Years ago, I was complaining about being misread to a brilliant English professor, Ruben Quintero.  He was the first one to tell me that, no, once it’s out there, it’s not mine anymore and I can’t control the reader’s response.  He’s right, of course.  Once something is published or submitted, you no longer have any control over how the work is viewed, or the response it gets.  It’s a scary, daunting thought.

But it can also be a delightful experience.  Nothing makes me happier than when I read a poem to one of my groups, and it engenders a lively discussion, not necessarily about the poem, indicating it has hit a nerve, or made the listeners thoughtful, or led them to see something in a different light.  But even more delightful is when they come up with ideas, associations, or interpretations that I had not thought of myself, which had not occurred to me during the writing, but which prove the work is richer than even I thought.  If I had control over all responses, the readers would miss out on the wonderful joy of discovering their own meanings in the work and I would lose out on the opportunity to touch and affect readers in new ways.

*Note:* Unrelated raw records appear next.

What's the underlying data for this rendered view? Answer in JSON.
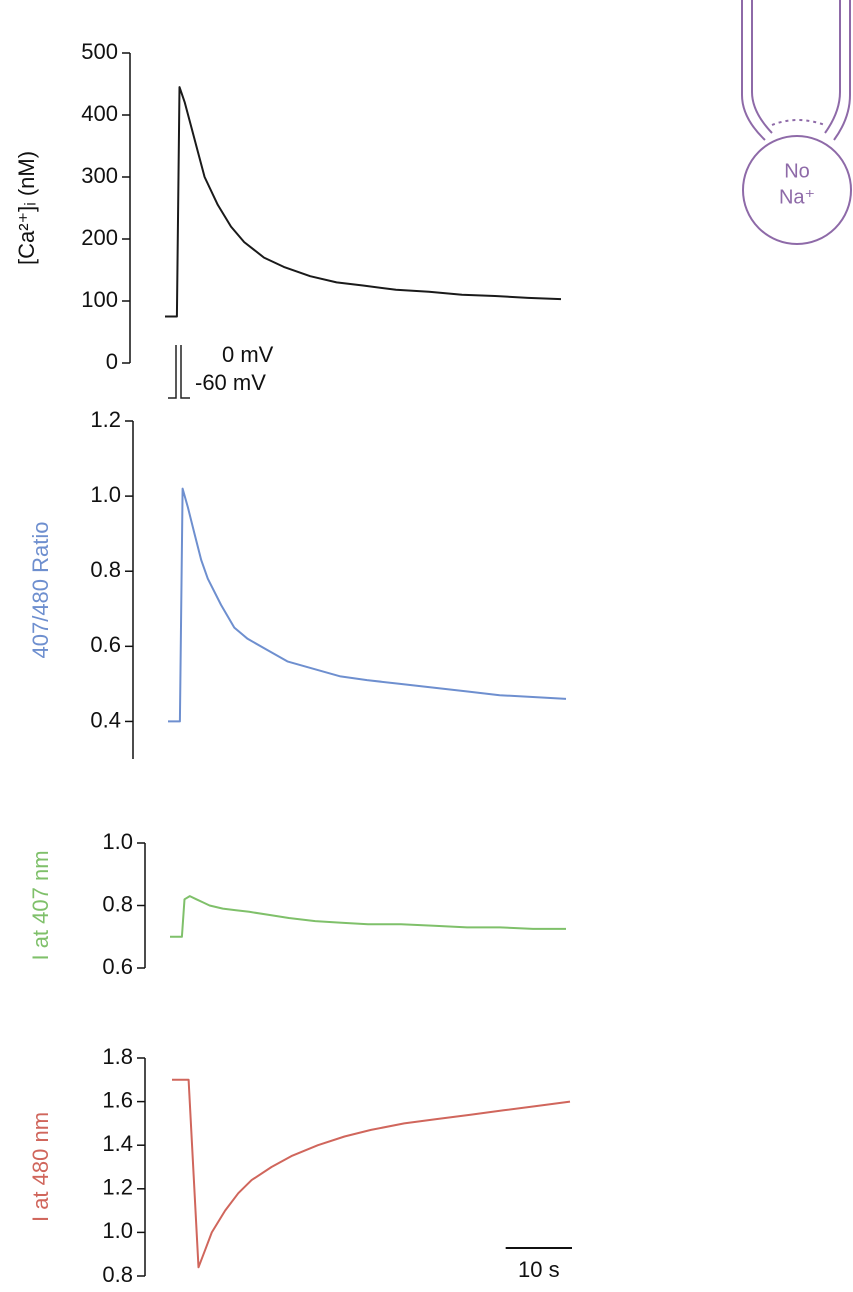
{
  "chart_data": [
    {
      "type": "line",
      "ylabel": "[Ca²⁺]ᵢ (nM)",
      "ylim": [
        0,
        500
      ],
      "yticks": [
        0,
        100,
        200,
        300,
        400,
        500
      ],
      "xlim": [
        0,
        60
      ],
      "x": [
        0,
        1,
        1.8,
        2.2,
        3,
        4,
        5,
        6,
        8,
        10,
        12,
        15,
        18,
        22,
        26,
        30,
        35,
        40,
        45,
        50,
        55,
        60
      ],
      "series": [
        {
          "color": "#1a1a1a",
          "values": [
            75,
            75,
            75,
            445,
            420,
            380,
            340,
            300,
            255,
            220,
            195,
            170,
            155,
            140,
            130,
            125,
            118,
            115,
            110,
            108,
            105,
            103
          ]
        }
      ],
      "annotations": [
        "0 mV",
        "-60 mV"
      ]
    },
    {
      "type": "line",
      "ylabel": "407/480 Ratio",
      "ylim": [
        0.3,
        1.2
      ],
      "yticks": [
        0.4,
        0.6,
        0.8,
        {
          "value": 1,
          "label": "1.0"
        },
        1.2
      ],
      "xlim": [
        0,
        60
      ],
      "x": [
        0,
        1,
        1.8,
        2.2,
        3,
        4,
        5,
        6,
        8,
        10,
        12,
        15,
        18,
        22,
        26,
        30,
        35,
        40,
        45,
        50,
        55,
        60
      ],
      "series": [
        {
          "color": "#6e8fcf",
          "values": [
            0.4,
            0.4,
            0.4,
            1.02,
            0.97,
            0.9,
            0.83,
            0.78,
            0.71,
            0.65,
            0.62,
            0.59,
            0.56,
            0.54,
            0.52,
            0.51,
            0.5,
            0.49,
            0.48,
            0.47,
            0.465,
            0.46
          ]
        }
      ]
    },
    {
      "type": "line",
      "ylabel": "I at 407 nm",
      "ylim": [
        0.6,
        1
      ],
      "yticks": [
        0.6,
        0.8,
        {
          "value": 1,
          "label": "1.0"
        }
      ],
      "xlim": [
        0,
        60
      ],
      "x": [
        0,
        1,
        1.8,
        2.2,
        3,
        4,
        5,
        6,
        8,
        10,
        12,
        15,
        18,
        22,
        26,
        30,
        35,
        40,
        45,
        50,
        55,
        60
      ],
      "series": [
        {
          "color": "#7fc06a",
          "values": [
            0.7,
            0.7,
            0.7,
            0.82,
            0.83,
            0.82,
            0.81,
            0.8,
            0.79,
            0.785,
            0.78,
            0.77,
            0.76,
            0.75,
            0.745,
            0.74,
            0.74,
            0.735,
            0.73,
            0.73,
            0.725,
            0.725
          ]
        }
      ]
    },
    {
      "type": "line",
      "ylabel": "I at 480 nm",
      "ylim": [
        0.8,
        1.8
      ],
      "yticks": [
        0.8,
        {
          "value": 1,
          "label": "1.0"
        },
        1.2,
        1.4,
        1.6,
        1.8
      ],
      "xlim": [
        0,
        60
      ],
      "x": [
        0,
        1,
        2.5,
        4,
        5,
        6,
        8,
        10,
        12,
        15,
        18,
        22,
        26,
        30,
        35,
        40,
        45,
        50,
        55,
        60
      ],
      "series": [
        {
          "color": "#d0665c",
          "values": [
            1.7,
            1.7,
            1.7,
            0.84,
            0.92,
            1.0,
            1.1,
            1.18,
            1.24,
            1.3,
            1.35,
            1.4,
            1.44,
            1.47,
            1.5,
            1.52,
            1.54,
            1.56,
            1.58,
            1.6
          ]
        }
      ],
      "scale_bar": {
        "value": 10,
        "label": "10 s"
      }
    }
  ],
  "diagram": {
    "lines": [
      "No",
      "Na⁺"
    ]
  }
}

In a workshop type setting, of course, we writers listen to all responses, even if they are not what we had expected or intended, negative or positive.  There is one negative response to be wary of, however.  Some listeners see their own negative response as a sign that the poem “doesn’t work.”  This is not necessarily true at all, of course.  That reaction may be only one, single response amidst a chorus of positive ones.  Not every poem is going to work for every reader.  But one thing is certain:  your work has no chance for any response at all if it’s not presented, read or submitted.   It takes guts, but in my opinion, it’s worth the risk of losing control.